Börsenvereinsvorsteher Dieter Schormann ist optimistisch, dass sein Verband noch Veränderungen beim geplanten Buchpreisbindungsgesetz wird durchsetzen können. "Das, was dem von der Bundesregierung beschlossenen Entwurf zu einem guten Gesetz fehlt, lässt sich nach meinem Eindruck (...) im Laufe des Gesetzgebungsverfahrens ohne weiteres noch ergänzen." Strittig sind vor allem Club- und andere Parallelausgaben (siehe oben).

Der bestsellernde Benediktiner-Pater Anselm Grün bekommt ein eigenes Hörbuch-Label: Anselm Grün Hören. Die ersten vier Titel wurden bereits aufgelegt, pro Halbjahr sollen drei dazukommen. Die "inszenierten Lesungen mit Musik richten sich an spirituell und religiös interessierte Menschen", schreibt das Börsenblatt. Im Vier-Türme-Verlag der Benediktiner-Abtei Münsterschwarzach sind nach Angaben des Verlags mehr als 60 Titel von Anselm Grün erschienen; "sie sind in 25 Sprachen übersetzt und mehr als eine Million Mal verkauft worden."
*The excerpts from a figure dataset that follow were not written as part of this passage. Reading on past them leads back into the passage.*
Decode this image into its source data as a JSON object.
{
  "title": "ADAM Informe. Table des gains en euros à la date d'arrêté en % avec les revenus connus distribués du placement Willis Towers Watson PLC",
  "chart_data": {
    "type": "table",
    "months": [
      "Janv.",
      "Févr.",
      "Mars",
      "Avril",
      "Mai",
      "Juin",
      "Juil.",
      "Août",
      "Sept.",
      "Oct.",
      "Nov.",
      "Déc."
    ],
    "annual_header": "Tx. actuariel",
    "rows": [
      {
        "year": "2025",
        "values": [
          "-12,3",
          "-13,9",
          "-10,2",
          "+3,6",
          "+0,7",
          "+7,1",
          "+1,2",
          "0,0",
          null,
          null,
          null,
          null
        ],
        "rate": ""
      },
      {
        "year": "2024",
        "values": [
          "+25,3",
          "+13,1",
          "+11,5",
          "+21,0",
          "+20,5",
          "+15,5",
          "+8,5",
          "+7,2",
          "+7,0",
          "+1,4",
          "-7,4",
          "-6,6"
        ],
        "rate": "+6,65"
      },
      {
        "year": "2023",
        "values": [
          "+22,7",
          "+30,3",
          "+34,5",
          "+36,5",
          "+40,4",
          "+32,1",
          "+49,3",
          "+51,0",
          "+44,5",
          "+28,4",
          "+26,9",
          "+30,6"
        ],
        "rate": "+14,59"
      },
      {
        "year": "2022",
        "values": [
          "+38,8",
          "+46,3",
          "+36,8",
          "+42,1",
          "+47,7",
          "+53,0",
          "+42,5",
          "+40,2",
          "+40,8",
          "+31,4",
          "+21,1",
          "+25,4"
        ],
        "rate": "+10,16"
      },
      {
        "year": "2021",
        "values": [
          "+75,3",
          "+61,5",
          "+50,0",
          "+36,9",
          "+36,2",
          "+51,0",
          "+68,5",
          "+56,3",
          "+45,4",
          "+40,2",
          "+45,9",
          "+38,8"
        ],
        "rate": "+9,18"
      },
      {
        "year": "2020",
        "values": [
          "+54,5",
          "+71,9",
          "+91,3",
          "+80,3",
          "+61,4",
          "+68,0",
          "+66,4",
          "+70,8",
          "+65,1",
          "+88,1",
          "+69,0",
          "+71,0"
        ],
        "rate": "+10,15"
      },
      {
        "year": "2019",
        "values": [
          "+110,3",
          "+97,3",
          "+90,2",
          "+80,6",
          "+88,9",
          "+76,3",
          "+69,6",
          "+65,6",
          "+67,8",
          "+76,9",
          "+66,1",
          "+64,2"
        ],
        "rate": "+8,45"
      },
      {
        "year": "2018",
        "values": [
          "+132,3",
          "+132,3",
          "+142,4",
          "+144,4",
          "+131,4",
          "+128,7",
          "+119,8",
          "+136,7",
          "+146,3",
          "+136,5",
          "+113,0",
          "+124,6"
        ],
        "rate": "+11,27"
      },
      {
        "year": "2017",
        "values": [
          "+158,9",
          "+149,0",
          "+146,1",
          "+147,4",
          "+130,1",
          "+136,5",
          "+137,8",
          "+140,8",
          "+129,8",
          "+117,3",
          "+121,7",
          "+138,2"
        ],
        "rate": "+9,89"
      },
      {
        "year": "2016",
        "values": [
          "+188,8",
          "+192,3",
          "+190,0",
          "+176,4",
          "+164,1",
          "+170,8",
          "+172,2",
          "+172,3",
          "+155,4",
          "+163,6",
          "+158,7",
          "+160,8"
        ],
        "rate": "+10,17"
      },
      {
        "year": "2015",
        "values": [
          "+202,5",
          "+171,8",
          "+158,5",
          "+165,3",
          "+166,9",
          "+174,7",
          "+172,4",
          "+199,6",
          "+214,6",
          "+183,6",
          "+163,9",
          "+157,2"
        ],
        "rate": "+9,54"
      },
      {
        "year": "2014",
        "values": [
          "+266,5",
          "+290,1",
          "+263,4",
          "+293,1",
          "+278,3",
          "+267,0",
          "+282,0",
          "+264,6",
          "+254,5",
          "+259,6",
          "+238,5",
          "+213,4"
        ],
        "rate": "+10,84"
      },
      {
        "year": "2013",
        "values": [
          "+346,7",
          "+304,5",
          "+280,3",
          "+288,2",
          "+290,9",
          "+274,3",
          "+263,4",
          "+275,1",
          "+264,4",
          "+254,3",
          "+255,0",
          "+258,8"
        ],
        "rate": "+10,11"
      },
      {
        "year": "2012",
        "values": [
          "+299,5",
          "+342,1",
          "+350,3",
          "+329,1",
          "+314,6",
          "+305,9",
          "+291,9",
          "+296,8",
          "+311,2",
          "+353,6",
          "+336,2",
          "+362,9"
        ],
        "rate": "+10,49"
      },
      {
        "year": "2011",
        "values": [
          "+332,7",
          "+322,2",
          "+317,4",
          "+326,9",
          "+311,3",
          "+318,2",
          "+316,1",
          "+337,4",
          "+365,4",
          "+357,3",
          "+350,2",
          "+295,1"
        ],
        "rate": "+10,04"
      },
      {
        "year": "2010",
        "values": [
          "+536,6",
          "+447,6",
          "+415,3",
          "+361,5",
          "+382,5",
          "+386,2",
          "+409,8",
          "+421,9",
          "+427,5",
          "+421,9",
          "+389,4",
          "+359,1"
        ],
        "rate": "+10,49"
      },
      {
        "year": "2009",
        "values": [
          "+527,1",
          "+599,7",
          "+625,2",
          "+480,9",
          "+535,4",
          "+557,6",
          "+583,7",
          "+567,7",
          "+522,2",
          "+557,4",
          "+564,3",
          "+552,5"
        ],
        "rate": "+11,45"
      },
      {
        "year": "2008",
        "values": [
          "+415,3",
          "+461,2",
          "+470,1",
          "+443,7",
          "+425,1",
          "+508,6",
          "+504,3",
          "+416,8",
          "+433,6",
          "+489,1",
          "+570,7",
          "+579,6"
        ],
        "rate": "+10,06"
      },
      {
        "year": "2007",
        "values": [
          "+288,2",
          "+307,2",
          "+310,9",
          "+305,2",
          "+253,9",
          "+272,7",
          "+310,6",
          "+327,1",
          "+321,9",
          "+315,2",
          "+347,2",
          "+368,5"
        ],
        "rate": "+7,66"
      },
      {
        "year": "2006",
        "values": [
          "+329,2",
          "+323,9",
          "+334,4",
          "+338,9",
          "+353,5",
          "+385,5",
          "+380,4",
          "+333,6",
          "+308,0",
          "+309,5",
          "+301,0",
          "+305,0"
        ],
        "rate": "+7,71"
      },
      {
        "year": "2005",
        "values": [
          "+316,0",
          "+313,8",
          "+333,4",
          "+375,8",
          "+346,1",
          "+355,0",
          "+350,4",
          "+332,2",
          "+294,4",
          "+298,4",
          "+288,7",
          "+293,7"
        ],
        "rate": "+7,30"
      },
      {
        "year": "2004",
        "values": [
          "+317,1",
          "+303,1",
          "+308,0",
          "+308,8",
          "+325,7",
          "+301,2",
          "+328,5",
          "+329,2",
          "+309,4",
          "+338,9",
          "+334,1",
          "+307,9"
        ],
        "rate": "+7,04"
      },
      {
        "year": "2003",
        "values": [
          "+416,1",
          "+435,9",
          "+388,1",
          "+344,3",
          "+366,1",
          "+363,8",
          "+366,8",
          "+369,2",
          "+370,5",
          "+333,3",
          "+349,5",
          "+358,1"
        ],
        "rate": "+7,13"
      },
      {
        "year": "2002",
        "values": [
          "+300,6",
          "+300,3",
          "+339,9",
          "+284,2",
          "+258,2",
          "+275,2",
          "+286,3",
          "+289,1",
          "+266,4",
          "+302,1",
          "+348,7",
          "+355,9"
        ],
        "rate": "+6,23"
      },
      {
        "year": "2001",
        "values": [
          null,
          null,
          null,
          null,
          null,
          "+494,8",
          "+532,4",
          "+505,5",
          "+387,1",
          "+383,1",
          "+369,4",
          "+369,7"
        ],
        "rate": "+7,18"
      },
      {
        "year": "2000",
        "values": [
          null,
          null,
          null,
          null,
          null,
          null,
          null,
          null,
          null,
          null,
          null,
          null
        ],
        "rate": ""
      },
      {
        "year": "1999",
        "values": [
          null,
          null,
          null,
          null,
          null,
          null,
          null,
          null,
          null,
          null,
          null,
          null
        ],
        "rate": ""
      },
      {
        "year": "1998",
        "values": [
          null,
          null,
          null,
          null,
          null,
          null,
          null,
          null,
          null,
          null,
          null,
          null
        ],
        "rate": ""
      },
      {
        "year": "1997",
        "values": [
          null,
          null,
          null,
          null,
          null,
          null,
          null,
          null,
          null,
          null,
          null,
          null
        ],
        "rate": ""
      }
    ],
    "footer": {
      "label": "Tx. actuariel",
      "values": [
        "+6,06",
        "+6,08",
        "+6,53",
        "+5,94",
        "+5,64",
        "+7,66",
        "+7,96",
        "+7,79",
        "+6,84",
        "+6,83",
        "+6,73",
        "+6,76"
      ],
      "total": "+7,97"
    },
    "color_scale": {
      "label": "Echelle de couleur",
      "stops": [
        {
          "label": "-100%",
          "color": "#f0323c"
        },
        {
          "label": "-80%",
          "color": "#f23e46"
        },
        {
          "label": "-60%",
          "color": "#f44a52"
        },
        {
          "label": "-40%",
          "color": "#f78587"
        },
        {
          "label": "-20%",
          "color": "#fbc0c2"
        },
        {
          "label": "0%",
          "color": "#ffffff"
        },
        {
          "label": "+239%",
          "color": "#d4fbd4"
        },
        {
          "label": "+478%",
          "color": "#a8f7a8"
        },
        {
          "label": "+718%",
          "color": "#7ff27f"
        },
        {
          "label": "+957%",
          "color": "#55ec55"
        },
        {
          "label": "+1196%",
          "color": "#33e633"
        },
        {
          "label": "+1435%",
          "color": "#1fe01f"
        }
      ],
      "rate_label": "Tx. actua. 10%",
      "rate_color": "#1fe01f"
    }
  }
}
Weitere Meldungen und Artikel: Buch.de hat das vergangenen Jahr mit roten Zahlen abgeschlossen. Die FAZ-Gruppe musste 2001 einen Umsatzrückgang hinnehmen. Ralf Schweikart stellt Erstlesereihen vor. Und Susanne Hilf erzählt vom Bonner Stadtentscheid für den Vorlesewettbewerb des Börsenvereins.